Active surface area determines the activity of biochar in Fenton-like oxidation processes

Abstract

Biochar (BC) possesses diverse active sites (e.g., oxygen-containing groups OCGs, defects, and electronegative heteroatom) responsible for the catalytic reactions. As an ordinary indicator, specific surface area (SSA) can not accurately reflect the activity of biochar. Herein, we proposed active surface area (ASA), which referred to the surface containing active sites to characterize the activity of biochar in advanced oxidation processes (AOPs). We developed a simple and non-destructive etching method to realize the regulation of OCGs and SSA in silicon-abundant biochar. Intriguingly, peroxydisulfate (PDS) activation was improved whilst periodate (PI) activation was inhibited in HFBC-AOPs.

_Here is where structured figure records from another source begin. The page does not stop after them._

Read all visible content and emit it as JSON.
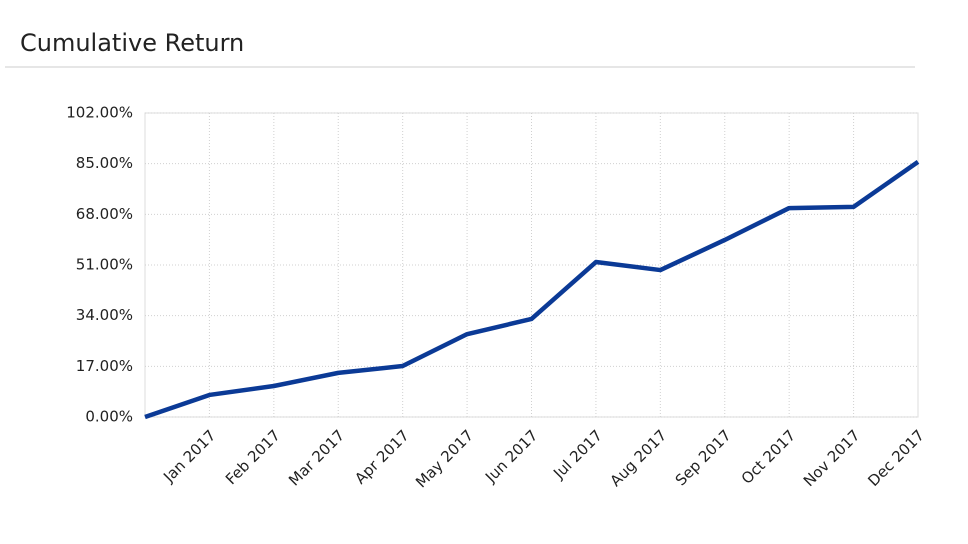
{
  "chart_data": {
    "type": "line",
    "title": "Cumulative Return",
    "categories": [
      null,
      "Jan 2017",
      "Feb 2017",
      "Mar 2017",
      "Apr 2017",
      "May 2017",
      "Jun 2017",
      "Jul 2017",
      "Aug 2017",
      "Sep 2017",
      "Oct 2017",
      "Nov 2017",
      "Dec 2017"
    ],
    "series": [
      {
        "color": "#0b3a96",
        "values": [
          0,
          7.4,
          10.4,
          14.8,
          17.1,
          27.8,
          32.9,
          52.0,
          49.3,
          59.4,
          70.1,
          70.5,
          85.6
        ]
      }
    ],
    "ylim": [
      0,
      102
    ],
    "yticks": [
      {
        "value": 0,
        "label": "0.00%"
      },
      {
        "value": 17,
        "label": "17.00%"
      },
      {
        "value": 34,
        "label": "34.00%"
      },
      {
        "value": 51,
        "label": "51.00%"
      },
      {
        "value": 68,
        "label": "68.00%"
      },
      {
        "value": 85,
        "label": "85.00%"
      },
      {
        "value": 102,
        "label": "102.00%"
      }
    ],
    "grid": true
  }
}
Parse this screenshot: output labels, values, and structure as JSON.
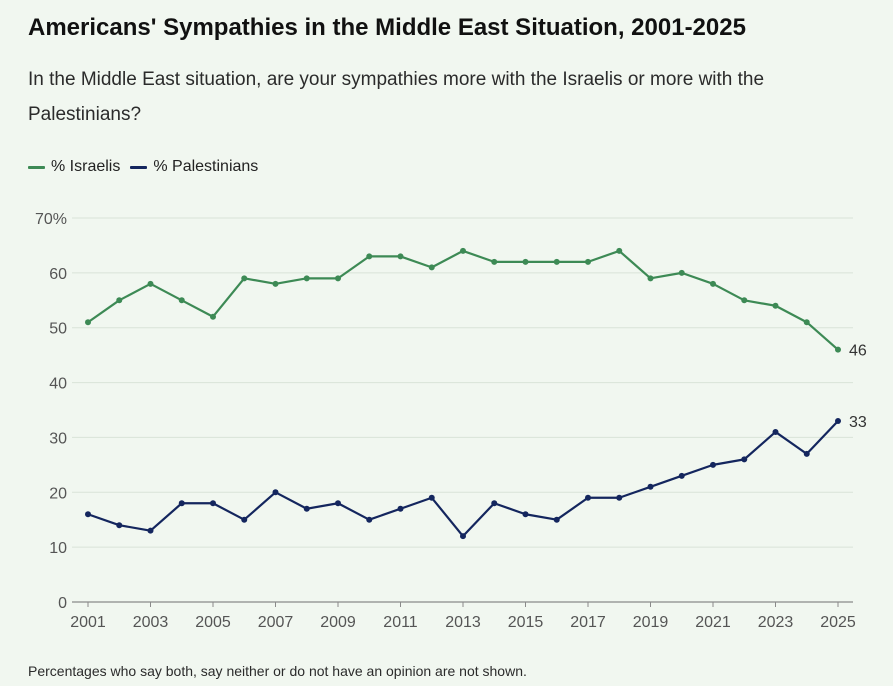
{
  "title": "Americans' Sympathies in the Middle East Situation, 2001-2025",
  "subtitle": "In the Middle East situation, are your sympathies more with the Israelis or more with the Palestinians?",
  "footnote": "Percentages who say both, say neither or do not have an opinion are not shown.",
  "colors": {
    "israelis": "#3d8a55",
    "palestinians": "#14265e",
    "grid": "#d9e3d8",
    "axis": "#8a8a8a",
    "tick_text": "#555555",
    "label_text": "#333333"
  },
  "chart_data": {
    "type": "line",
    "x": [
      2001,
      2002,
      2003,
      2004,
      2005,
      2006,
      2007,
      2008,
      2009,
      2010,
      2011,
      2012,
      2013,
      2014,
      2015,
      2016,
      2017,
      2018,
      2019,
      2020,
      2021,
      2022,
      2023,
      2024,
      2025
    ],
    "series": [
      {
        "name": "% Israelis",
        "color": "#3d8a55",
        "values": [
          51,
          55,
          58,
          55,
          52,
          59,
          58,
          59,
          59,
          63,
          63,
          61,
          64,
          62,
          62,
          62,
          62,
          64,
          59,
          60,
          58,
          55,
          54,
          51,
          46
        ],
        "end_label": "46"
      },
      {
        "name": "% Palestinians",
        "color": "#14265e",
        "values": [
          16,
          14,
          13,
          18,
          18,
          15,
          20,
          17,
          18,
          15,
          17,
          19,
          12,
          18,
          16,
          15,
          19,
          19,
          21,
          23,
          25,
          26,
          31,
          27,
          33
        ],
        "end_label": "33"
      }
    ],
    "xticks": [
      "2001",
      "2003",
      "2005",
      "2007",
      "2009",
      "2011",
      "2013",
      "2015",
      "2017",
      "2019",
      "2021",
      "2023",
      "2025"
    ],
    "yticks": [
      "0",
      "10",
      "20",
      "30",
      "40",
      "50",
      "60",
      "70%"
    ],
    "ylim": [
      0,
      70
    ],
    "xlim": [
      2001,
      2025
    ],
    "grid": true,
    "legend_position": "top-left"
  }
}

Mechanistic study and theoretical calculations revealed that the electron-transfer between tetracycline (TC) and metastable high-potential complexes BC-PDS⁎ dominated the TC oxidation in HFBC-PDS system. Meanwhile, the oxidation of TC was driven by the singlet oxygen (¹O₂) in PI system, where the surface –OH played a crucial role. The depletion of surface −OH well explained the inhibited TC oxidation in HFBC-PI system though the SSA was increased. Eventually, the established BC-AOPs performed excellent adaptability in complex scenarios and low eco-environmental risks through multi-level toxicity analysis. Overall, this study systematically scrutinized the critical role of ASA in BC-AOPs and enlightened the rational design of biochar for wastewater treatment.